I do not. I need to sleep. I hang up the phone.
It starts to cucaracha again. This time I hit the answer button and don’t even bother to say hello. Why won’t this woman leave me alone?
“Steve just left the apartment,” Vickie continues, as if there has been no pause in the conversation. “He says he’s got a meeting at one of the buildings his company manages. It’s right in your neighborhood! But you’ve got to go now!”
“Go away. I’m asleep.” I’m still wearing my watch. I concentrate on its face until the hands swim into focus. “It’s three a.m.”
“What are you talking about? It’s three o’clock in the afternoon. What are you doing asleep? I need you, Iris! Don’t do this to me! You’ve got to follow him!”

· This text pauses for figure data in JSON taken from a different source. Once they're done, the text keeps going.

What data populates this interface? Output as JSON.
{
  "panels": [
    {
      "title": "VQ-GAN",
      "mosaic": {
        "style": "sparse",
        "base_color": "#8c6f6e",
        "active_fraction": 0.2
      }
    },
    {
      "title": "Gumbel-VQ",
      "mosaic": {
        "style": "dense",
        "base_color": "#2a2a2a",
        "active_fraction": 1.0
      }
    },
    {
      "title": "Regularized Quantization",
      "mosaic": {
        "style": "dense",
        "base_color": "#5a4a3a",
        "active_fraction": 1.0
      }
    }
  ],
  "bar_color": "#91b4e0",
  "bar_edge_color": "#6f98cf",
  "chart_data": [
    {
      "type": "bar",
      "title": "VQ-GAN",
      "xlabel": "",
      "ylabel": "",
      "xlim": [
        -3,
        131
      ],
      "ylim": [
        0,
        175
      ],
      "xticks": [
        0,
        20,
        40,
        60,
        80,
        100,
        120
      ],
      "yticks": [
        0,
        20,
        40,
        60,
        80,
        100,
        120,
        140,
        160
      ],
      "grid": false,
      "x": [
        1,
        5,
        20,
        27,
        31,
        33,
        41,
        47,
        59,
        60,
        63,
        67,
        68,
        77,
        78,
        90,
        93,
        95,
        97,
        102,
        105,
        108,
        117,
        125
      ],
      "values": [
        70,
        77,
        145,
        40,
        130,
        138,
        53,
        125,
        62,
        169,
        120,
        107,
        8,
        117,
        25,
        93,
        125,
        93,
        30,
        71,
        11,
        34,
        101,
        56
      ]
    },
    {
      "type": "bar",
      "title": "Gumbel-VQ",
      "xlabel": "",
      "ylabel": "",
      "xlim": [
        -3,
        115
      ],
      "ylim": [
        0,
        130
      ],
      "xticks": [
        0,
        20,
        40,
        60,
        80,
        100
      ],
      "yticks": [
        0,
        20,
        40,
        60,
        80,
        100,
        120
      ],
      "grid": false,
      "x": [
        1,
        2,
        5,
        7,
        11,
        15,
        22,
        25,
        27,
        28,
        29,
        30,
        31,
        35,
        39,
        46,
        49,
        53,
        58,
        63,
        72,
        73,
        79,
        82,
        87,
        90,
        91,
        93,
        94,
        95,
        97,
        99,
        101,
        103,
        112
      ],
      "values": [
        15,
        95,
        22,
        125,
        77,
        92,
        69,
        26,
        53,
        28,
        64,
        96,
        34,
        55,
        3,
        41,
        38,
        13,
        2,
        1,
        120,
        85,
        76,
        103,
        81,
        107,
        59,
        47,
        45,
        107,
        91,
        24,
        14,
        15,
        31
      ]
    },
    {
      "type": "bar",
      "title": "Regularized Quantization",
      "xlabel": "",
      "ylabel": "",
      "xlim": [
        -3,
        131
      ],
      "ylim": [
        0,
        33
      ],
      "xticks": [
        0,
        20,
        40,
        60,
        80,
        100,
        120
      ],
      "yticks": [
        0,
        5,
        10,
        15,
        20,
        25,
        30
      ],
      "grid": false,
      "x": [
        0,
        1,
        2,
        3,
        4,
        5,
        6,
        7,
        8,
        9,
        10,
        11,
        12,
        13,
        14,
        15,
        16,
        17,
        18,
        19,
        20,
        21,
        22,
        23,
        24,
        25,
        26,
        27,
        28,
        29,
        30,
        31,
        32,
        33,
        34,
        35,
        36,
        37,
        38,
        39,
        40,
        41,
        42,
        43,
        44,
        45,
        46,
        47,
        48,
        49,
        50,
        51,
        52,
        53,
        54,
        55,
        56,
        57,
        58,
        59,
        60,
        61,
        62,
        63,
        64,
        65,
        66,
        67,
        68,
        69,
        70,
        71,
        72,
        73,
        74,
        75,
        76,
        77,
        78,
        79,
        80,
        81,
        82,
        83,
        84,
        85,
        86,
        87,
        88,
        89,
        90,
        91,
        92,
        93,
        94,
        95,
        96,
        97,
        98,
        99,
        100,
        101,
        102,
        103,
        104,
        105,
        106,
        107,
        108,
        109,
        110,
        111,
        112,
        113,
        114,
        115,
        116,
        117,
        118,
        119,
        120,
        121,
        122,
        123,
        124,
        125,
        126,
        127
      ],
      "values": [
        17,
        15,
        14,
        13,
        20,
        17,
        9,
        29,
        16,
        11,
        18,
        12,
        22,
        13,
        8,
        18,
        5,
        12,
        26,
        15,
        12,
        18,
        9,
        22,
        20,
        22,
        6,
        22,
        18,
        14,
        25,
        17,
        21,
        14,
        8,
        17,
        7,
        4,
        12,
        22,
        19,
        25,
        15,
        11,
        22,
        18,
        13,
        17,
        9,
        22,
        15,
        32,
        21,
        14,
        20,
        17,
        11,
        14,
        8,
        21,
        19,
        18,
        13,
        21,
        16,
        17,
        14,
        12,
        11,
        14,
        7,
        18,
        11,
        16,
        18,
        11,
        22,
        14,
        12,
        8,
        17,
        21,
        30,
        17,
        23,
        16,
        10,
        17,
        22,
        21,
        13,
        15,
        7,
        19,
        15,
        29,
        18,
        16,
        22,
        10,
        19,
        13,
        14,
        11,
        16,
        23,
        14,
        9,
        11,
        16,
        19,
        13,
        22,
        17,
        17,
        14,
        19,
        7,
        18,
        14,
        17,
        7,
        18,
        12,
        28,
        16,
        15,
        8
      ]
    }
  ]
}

I pull the covers back over my head. “No more spying. Go away.” There. That should do the trick. I wait for Vickie’s good-bye.
Vickie’s first sniffle is only a decibel or two above the threshold of human hearing. The second, third, fourth, and fifth get progressively louder. Then the weeping commences, quietly at first but escalating rapidly into a symphonic crescendo of boo-hoos. “I should have known,” she sobs. “You’ve never taken me seriously. You’re just like Val!”
I consider a weak joke about how, at the moment, I am more like Val than Vickie can possibly imagine: in bed with a debilitating hangover. Under the safety of the covers I open both eyes for the first time. That’s what the cold, wet thing is: a hand towel. I put it across my forehead last night just before passing out.
Vickie allows her weeping a moment’s pause. “Do you know what Val said last time I tried to talk about Steve’s cheating? She said, ‘Isn’t it a little late in the season for this? All the good spring handbags are already sold out.’”
I slide from the bed onto the floor, slipping out from under the covers inch by inch, a snake reluctantly shedding its most beloved skin, and crawl to the bathroom, stopping every foot or two to hold the phone back up to my ear from where I’m scraping it along the floor. “You probably heard Steve wrong.” I sound slightly less croaky. “He can’t be having a meeting. It’s the weekend.”